Corrélativement, le savoir revendique sa liberté par rapport au pouvoir politique. Liberté d’expression, liberté de la recherche, liberté de la presse... cette autonomie du savoir semble aujourd’hui sans problème pour l’habitant d’un pays démocratique. Il a fallu pourtant bien des combats pour y parvenir. Et aujourd’hui même, c’est une liberté que scientifiques, journalistes et honnêtes hommes de tout bord, doivent défendre et développer contre tous les pouvoirs, politiques, économiques, religieux ou sectaires, qui voudraient la borner. Et ne  parlons pas de notre paresse naturelle à tous, qui nous tire constamment vers les ornières des idées reçues et des lieux communs rassurants plutôt que vers la verdeur et la fraîcheur inconfortables des vérités neuves.

Ainsi nous assurons peu à peu notre propre liberté en laissant la vérité s'instaurer, en recherchant infatigablement "l'objectivité", autrement dit en nous libérant de nos partis pris, de nos particularités culturelles et de nos engagements : le savoir d'une part et les objets du savoir d'autre part.
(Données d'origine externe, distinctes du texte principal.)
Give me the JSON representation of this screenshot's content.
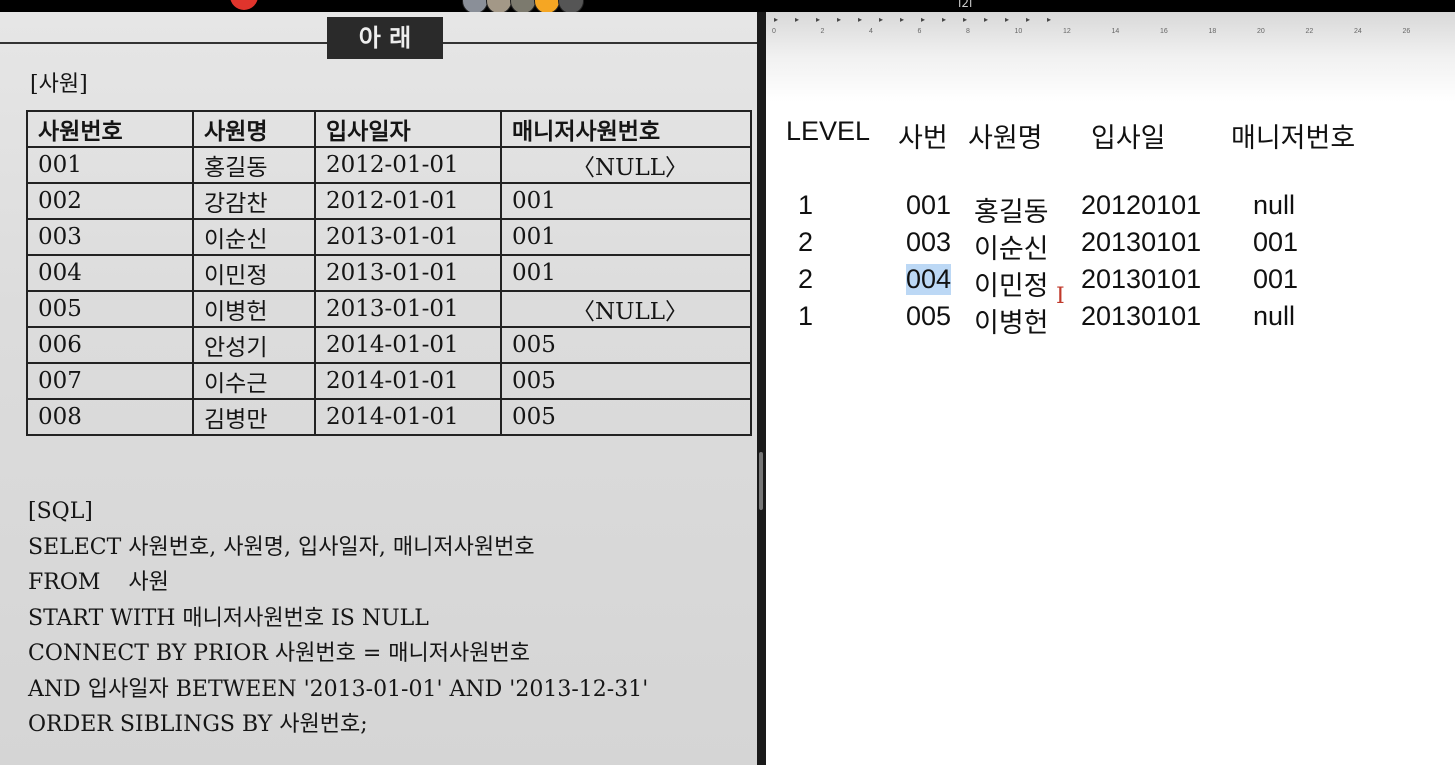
{
  "book": {
    "title": "아 래",
    "table_name": "[사원]",
    "columns": [
      "사원번호",
      "사원명",
      "입사일자",
      "매니저사원번호"
    ],
    "rows": [
      [
        "001",
        "홍길동",
        "2012-01-01",
        "〈NULL〉"
      ],
      [
        "002",
        "강감찬",
        "2012-01-01",
        "001"
      ],
      [
        "003",
        "이순신",
        "2013-01-01",
        "001"
      ],
      [
        "004",
        "이민정",
        "2013-01-01",
        "001"
      ],
      [
        "005",
        "이병헌",
        "2013-01-01",
        "〈NULL〉"
      ],
      [
        "006",
        "안성기",
        "2014-01-01",
        "005"
      ],
      [
        "007",
        "이수근",
        "2014-01-01",
        "005"
      ],
      [
        "008",
        "김병만",
        "2014-01-01",
        "005"
      ]
    ],
    "sql_lines": [
      "[SQL]",
      "SELECT 사원번호, 사원명, 입사일자, 매니저사원번호",
      "FROM    사원",
      "START WITH 매니저사원번호 IS NULL",
      "CONNECT BY PRIOR 사원번호 = 매니저사원번호",
      "AND 입사일자 BETWEEN '2013-01-01' AND '2013-12-31'",
      "ORDER SIBLINGS BY 사원번호;"
    ]
  },
  "document": {
    "ruler_numbers": [
      "0",
      "2",
      "4",
      "6",
      "8",
      "10",
      "12",
      "14",
      "16",
      "18",
      "20",
      "22",
      "24",
      "26"
    ],
    "header": [
      "LEVEL",
      "사번",
      "사원명",
      "입사일",
      "매니저번호"
    ],
    "rows": [
      [
        "1",
        "001",
        "홍길동",
        "20120101",
        "null"
      ],
      [
        "2",
        "003",
        "이순신",
        "20130101",
        "001"
      ],
      [
        "2",
        "004",
        "이민정",
        "20130101",
        "001"
      ],
      [
        "1",
        "005",
        "이병헌",
        "20130101",
        "null"
      ]
    ],
    "selected_text": "004"
  },
  "top_bar": {
    "center_text": "l2l"
  },
  "colors": {
    "selection": "#bcd8f5",
    "record_dot": "#e0342c"
  }
}
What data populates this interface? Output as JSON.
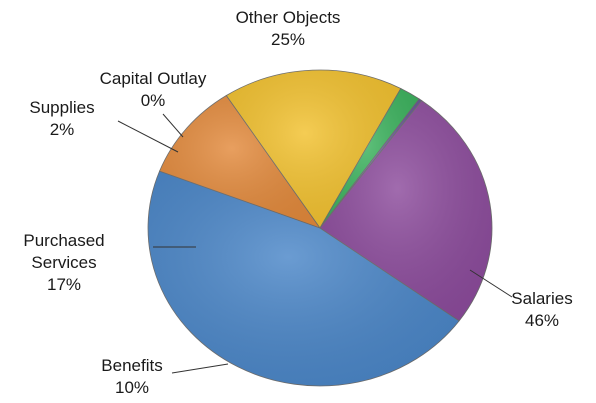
{
  "chart_data": {
    "type": "pie",
    "title": "",
    "slices": [
      {
        "label": "Salaries",
        "pct_label": "46%",
        "value": 46,
        "color": "#4a86c8"
      },
      {
        "label": "Benefits",
        "pct_label": "10%",
        "value": 10,
        "color": "#e38a3c"
      },
      {
        "label": "Purchased Services",
        "label_lines": [
          "Purchased",
          "Services"
        ],
        "pct_label": "17%",
        "value": 17,
        "color": "#f2c12e"
      },
      {
        "label": "Supplies",
        "pct_label": "2%",
        "value": 2,
        "color": "#3cb35e"
      },
      {
        "label": "Capital Outlay",
        "pct_label": "0%",
        "value": 0.3,
        "color": "#6b5a9a"
      },
      {
        "label": "Other Objects",
        "pct_label": "25%",
        "value": 25,
        "color": "#8c4b9c"
      }
    ]
  }
}
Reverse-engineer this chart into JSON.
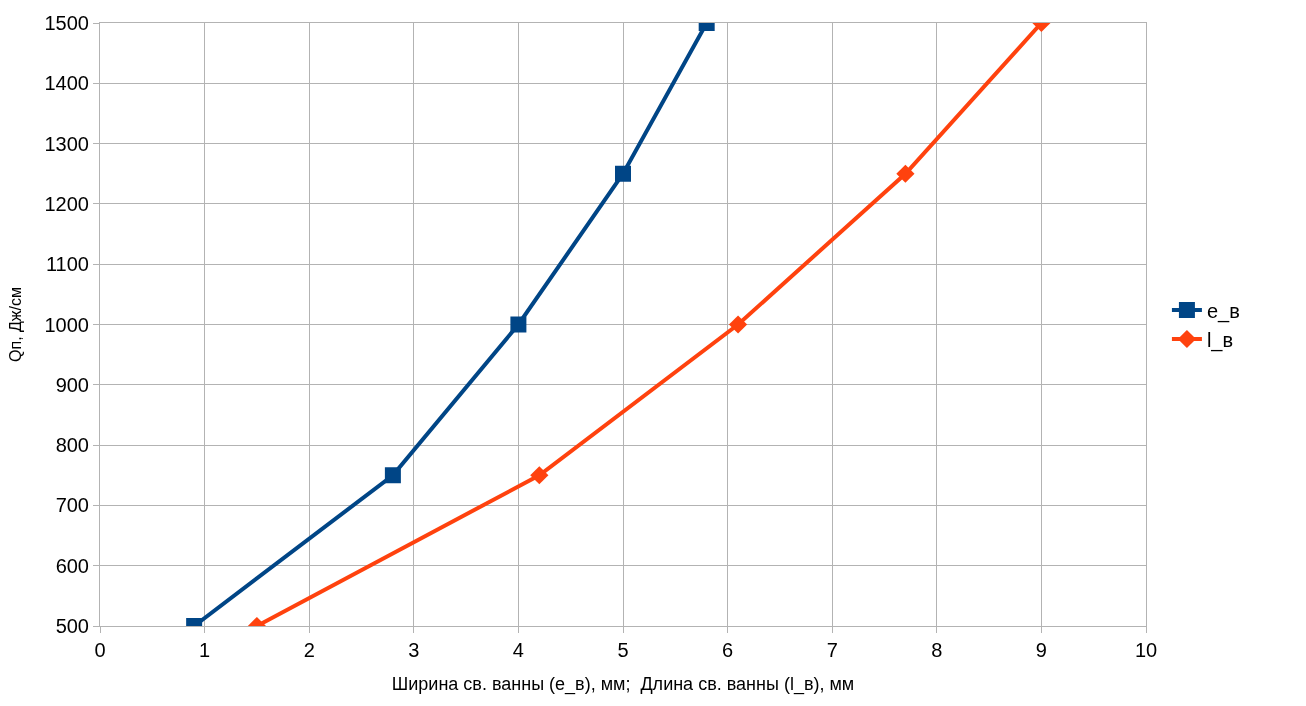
{
  "chart_data": {
    "type": "line",
    "xlabel": "Ширина св. ванны (e_в), мм;  Длина св. ванны (l_в), мм",
    "ylabel": "Qп, Дж/см",
    "series": [
      {
        "name": "e_в",
        "color": "#004586",
        "marker": "square",
        "x": [
          0.9,
          2.8,
          4,
          5,
          5.8
        ],
        "values": [
          500,
          750,
          1000,
          1250,
          1500
        ]
      },
      {
        "name": "l_в",
        "color": "#ff420e",
        "marker": "diamond",
        "x": [
          1.5,
          4.2,
          6.1,
          7.7,
          9
        ],
        "values": [
          500,
          750,
          1000,
          1250,
          1500
        ]
      }
    ],
    "xlim": [
      0,
      10
    ],
    "xticks": [
      0,
      1,
      2,
      3,
      4,
      5,
      6,
      7,
      8,
      9,
      10
    ],
    "ylim": [
      500,
      1500
    ],
    "yticks": [
      500,
      600,
      700,
      800,
      900,
      1000,
      1100,
      1200,
      1300,
      1400,
      1500
    ],
    "grid": true,
    "legend": "right",
    "line_style": "solid"
  }
}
Autonomie du savoir, autonomie de l’homme, les deux vont de pair. La vérité vous libérera, disait déjà Jésus, qui certes ne pensait pas à la physique moderne... La phrase à la mode en 1968 : "Dis nous d'où tu parles" traduit bien ce travail d'autonomie réciproque, en même temps que la reconnaissance de l'impossibilité d'une totale libération. Mais les technologies nous ouvrent ici une autre perspective... la leur.